Cargo containers stacked at a shipping terminal.

New e-scrap export oversight regulations will mean changes for e-scrap processors who ship overseas. | mayday6510/Shutterstock

The director of the Basel Action Network shared his thoughts in a recent webinar on an amendment to the Basel Convention and outlined what he sees as the next steps, including digitizing the prior informed consent procedure.

Jim Puckett, executive director of the Basel Action Network (BAN), gave a webinar June 22 explaining the Swiss-Ghana amendment to the Basel Convention. The amendment passed June 15, tightening restrictions on the global trade of electronic scrap in years to come. It goes into effect Jan. 1, 2025.

The Basel Convention on the Control of Transboundary Movements of Hazardous Wastes and their Disposal is an international treaty governing how waste is moved around the world. More than 180 countries are party to the convention, but the U.S. is not.

Puckett pushed world governments to approve the change during a recent Basel Convention meeting in Geneva. During the webinar, he said the amendment places e-scrap, even if it’s non-hazardous, under similar control procedures as hazardous materials, “so the governments know what’s coming, so they have transparency through the prior informed consent mechanism and they have the right to refuse entry if they don’t like it.” 

He said it’s difficult to tell what is hazardous e-scrap from non-hazardous without expensive testing, and that this change makes enforcement easier and “looks to a future where hopefully more and more electronic waste will be non-hazardous.” 

“Unfortunately, it can still create tremendous problems upon export to developing countries,” he added. 

Puckett said the amendment will benefit legitimate recyclers by ensuring “they will not have to compete with the pack-and-ship brokers and traders – what I call fake recyclers.” 

BAN insisted on including language that exempted certain clean streams of metal to make sure it will not be caught up in the amendment, Puckett said. For example, metal and metal-alloy wastes in metallic, non-dispersible form (excluding mercury) would be exempt, as long as they are non-hazardous with no flammable solvents, flame retardants or circuit boards. 

Puckett said he believes that alkaline batteries are also exempt, along with plastic-coated cables, as long as they are non-hazardous and are not going for final disposal but rather for recycling. 

Puckett also laid out what the amendment means for different countries.
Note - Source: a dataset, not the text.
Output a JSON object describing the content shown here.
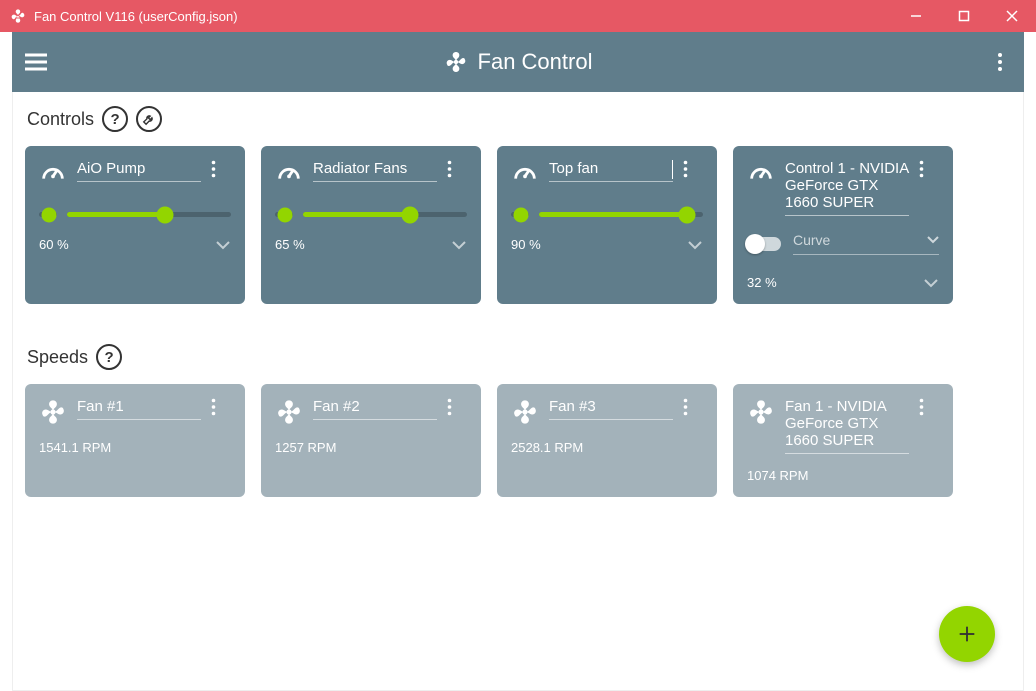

For those in the European Union, no e-scrap can be exported to countries that are not part of the Organization for Economic Cooperation and Development (OECD) unless it is processed into Annex IX scrap first. Annex IX scrap includes metals streams that have been sorted and/or do not contain hazardous substances, and the OECD is a group of countries that are typically considered developed. 

However, all e-scrap can be imported from Basel parties into the EU or traded within the EU, as long as it’s done according to the prior informed consent (PIC) procedure.

The U.S. is not a Basel party, but it is part of the OECD. If the OECD adopts the amendment’s requirements – as it will do automatically unless a country objects – the U.S. will be able to trade with OECD countries but will have to do so under PIC procedures. And Basel parties will not be able to export to the U.S. unless the scrap is Annex IX.

In 2019, the U.S. objected to the Basel plastic amendments that restricted scrap plastic shipments, Puckett said, “which created a lot of confusion.” 

“I hope that doesn’t happen again, but it could,” he said.

Non-OECD Basel parties, such as Malaysia, will not be able to import any e-scrap from the U.S. unless it is first processed into Annex IX waste.

Puckett said next he would like to see the “repairable claim loophole removed or improved.” That is a provision that allows shipment of electronics for repair or reuse. 

“It sounds great from one perspective because we all want to encourage reuse and repair. But with respect to abuse, you need to write rules for the worst actors, not the best,” he said. “It just is a huge, gaping loophole.”

There’s also a need to modernize and improve the PIC procedure, he said. The current system is not digital and takes a long time to do the paperwork. An independent review backed anecdotal evidence of the ambiguity, lack of deadlines and few consequences for government authorities not processing paperwork in a timely manner. 

Puckett said he doesn’t recommend amending the Basel Convention to improve PIC, because it will take years. Instead, he said the private sector is leading a pilot project of digitizing the process, led by Industrial Training International, while the Basel parties are crafting a digital policy procedure to align with the private project.

“We need the private sector to move it forward as a pilot to avoid needless bureaucracy,” Puckett said. “That has already started.”

However, when asked by a webinar participant what he thought was the timeline for a digitized PIC procedure, he said realistically, it will take at least four years before official adoption.